Moonshot AI open-sources FlashKDA attention kernels with 2.2x speedup

The CUTLASS-based kernel for Kimi Delta Attention drops in as a flash-linear-attention backend, hitting 1.72–2.22x prefill speedup on Nvidia H20 GPUs.

Moonshot AI released FlashKDA on April 30, an open-source CUTLASS-based CUDA kernel for the Kimi Delta Attention mechanism that powers its Kimi-K2.6 model. Published on GitHub under MIT license, the kernel reports 1.72x to 2.22x prefill speedup over the flash-linear-attention baseline on Nvidia H20 GPUs, with the peak appearing in variable-length batched workloads — the realistic case for inference serving.

The integration story is the news. FlashKDA auto-dispatches from flash-linear-attention's existing chunk_kda interface, meaning codebases already using flash-linear-attention pick up the speedup with no manual rewiring. It targets Hopper-class hardware (H100, H20 and above) with CUDA 12.9+ and PyTorch 2.4+, fixed at head dimension 128, and supports cu_seqlens-style packed batching natively.

Linear-attention variants like KDA matter for one reason: long context costs less. Standard attention scales quadratically with sequence length; delta and linear attention trade some expressivity for near-linear cost. By open-sourcing the production kernel — not just the architecture paper — Moonshot is doing what DeepSeek did with its inference stack: removing the implementation gap that usually keeps academic attention variants out of real systems. Open-source kernels that drop into a popular framework are how an architecture actually gets adopted.

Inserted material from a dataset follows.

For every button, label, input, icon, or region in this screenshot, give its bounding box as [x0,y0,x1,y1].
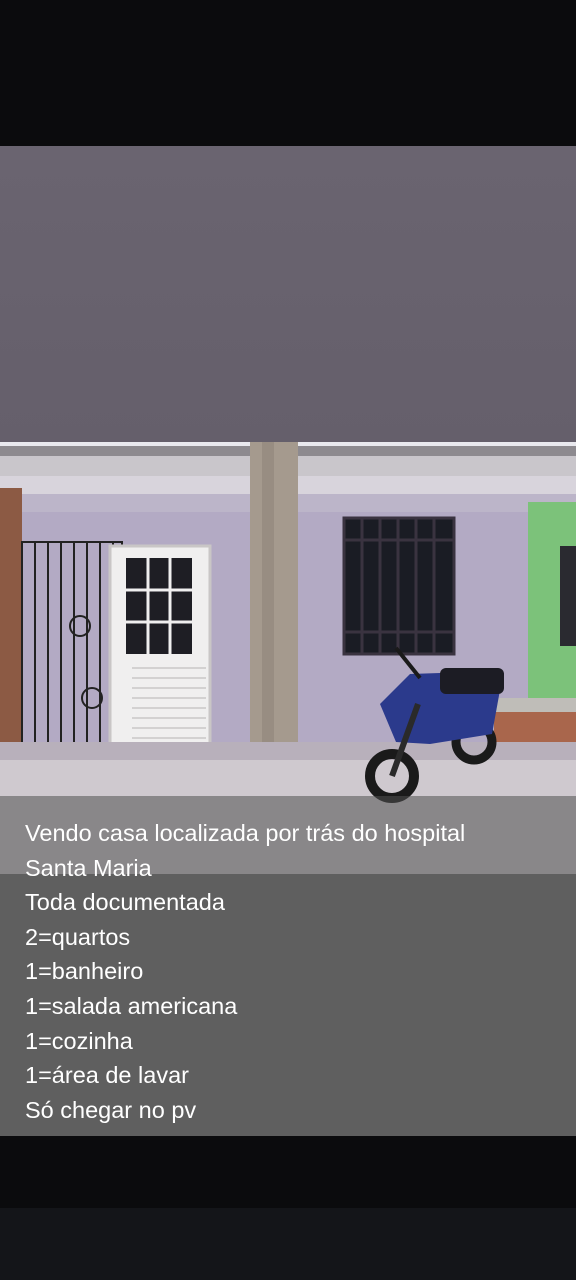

Takeaway for learners: model architecture papers rarely change the world on their own. What changes the world is when someone ships the kernels that make the architecture practical on commodity hardware. If you want to understand which efficiency techniques will actually shape AI in the next year, watch the GitHub repos of the labs releasing kernels and serving stacks, not just model weights.